On Jun 12, 8:07 am, jacek.dzied...@gmail.com wrote:
Hello!
Can someone tell me what the expected output of the following
program is?
#include <fstream>
#include <iomanip>
using namespace std;
int main() {
ofstream o("o");
o << fixed << setprecision(0) << 13.0 << endl;
}
Depending on which STL implementation I use with my compiler, I
either get
"13" or "13.000000".
I don't have the Standard (at all) or the Josuttis book (with me),
so can anyone
shed some light on what setprecision(0) does? I seem to vaguely
recall that it
turns precision control off (13.000000 would be the 'right' output
then), but I'm
not sure (or is it setprecision(-1)?).
Moreover, I'm after option 1, that is, I insist on printing my
doubles with _no_
digits past the decimal point (and no decimal point), how do I
achieve this
behaviour? The obvious solution "convert to int and output" is not
available to me.
I only have the ofstream object, the output is done by some class's
operator<<,
which outputs a series of doubles and which I cannot modify. Up to
now I could
control everything with setprecision() and a method
set_maths_width() that the
class provides (as setw() works for the first output only), but
when I want a
precision of 0... I'm stumped.
TIA,
- J.
If you know that there will be one decimal place (13.0), rather than
any number, (13.1324), then setprecision(-1) is fine.

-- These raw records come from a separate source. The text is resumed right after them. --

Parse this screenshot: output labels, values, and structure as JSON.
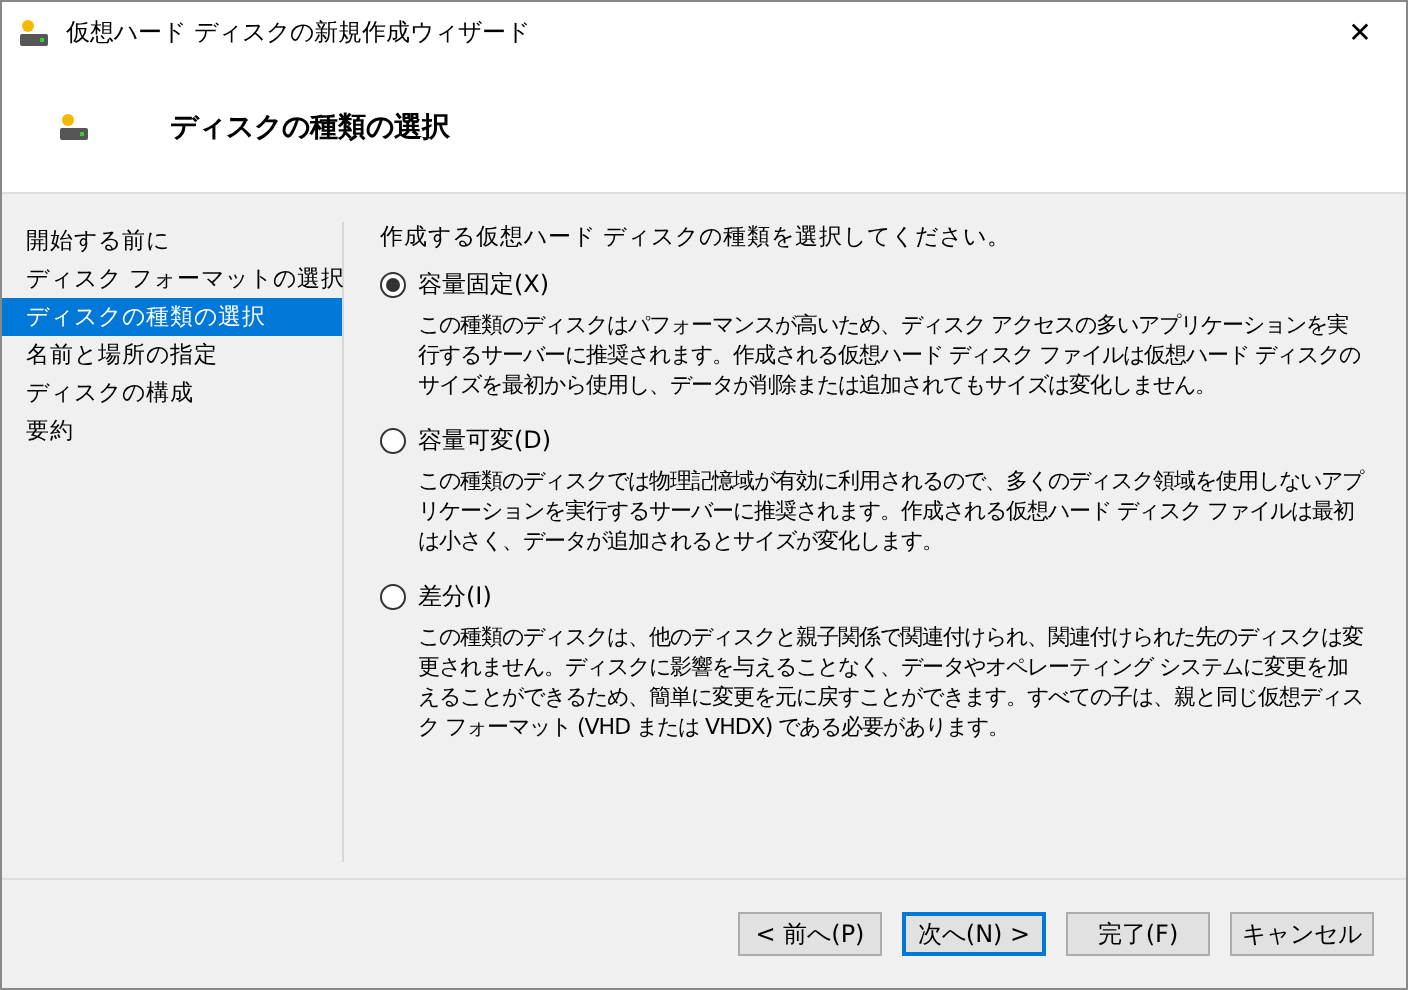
{
  "window": {
    "title": "仮想ハード ディスクの新規作成ウィザード",
    "close": "✕"
  },
  "header": {
    "title": "ディスクの種類の選択"
  },
  "sidebar": {
    "items": [
      {
        "label": "開始する前に",
        "selected": false
      },
      {
        "label": "ディスク フォーマットの選択",
        "selected": false
      },
      {
        "label": "ディスクの種類の選択",
        "selected": true
      },
      {
        "label": "名前と場所の指定",
        "selected": false
      },
      {
        "label": "ディスクの構成",
        "selected": false
      },
      {
        "label": "要約",
        "selected": false
      }
    ]
  },
  "content": {
    "instruction": "作成する仮想ハード ディスクの種類を選択してください。",
    "options": [
      {
        "label": "容量固定(X)",
        "selected": true,
        "description": "この種類のディスクはパフォーマンスが高いため、ディスク アクセスの多いアプリケーションを実行するサーバーに推奨されます。作成される仮想ハード ディスク ファイルは仮想ハード ディスクのサイズを最初から使用し、データが削除または追加されてもサイズは変化しません。"
      },
      {
        "label": "容量可変(D)",
        "selected": false,
        "description": "この種類のディスクでは物理記憶域が有効に利用されるので、多くのディスク領域を使用しないアプリケーションを実行するサーバーに推奨されます。作成される仮想ハード ディスク ファイルは最初は小さく、データが追加されるとサイズが変化します。"
      },
      {
        "label": "差分(I)",
        "selected": false,
        "description": "この種類のディスクは、他のディスクと親子関係で関連付けられ、関連付けられた先のディスクは変更されません。ディスクに影響を与えることなく、データやオペレーティング システムに変更を加えることができるため、簡単に変更を元に戻すことができます。すべての子は、親と同じ仮想ディスク フォーマット (VHD または VHDX) である必要があります。"
      }
    ]
  },
  "buttons": [
    {
      "label": "< 前へ(P)",
      "focused": false
    },
    {
      "label": "次へ(N) >",
      "focused": true
    },
    {
      "label": "完了(F)",
      "focused": false
    },
    {
      "label": "キャンセル",
      "focused": false
    }
  ]
}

Otherwise, you need to round it, floor it, or ceil it. It will remain
a double, but will only have one decimal point (13.1324->13.0).
#include <fstream>
#include <iomanip>
#include <cmath>
using namespace std;
int main(int argc, char *argv[])
{
ofstream o("o");
o << setprecision(-1) << rint(13.150);
return 0;
}
Will get the output you want. If you can't round, but have a lot more
digits, I don't know how to help.
In fact, I tried floor()ing it, but that didn't help.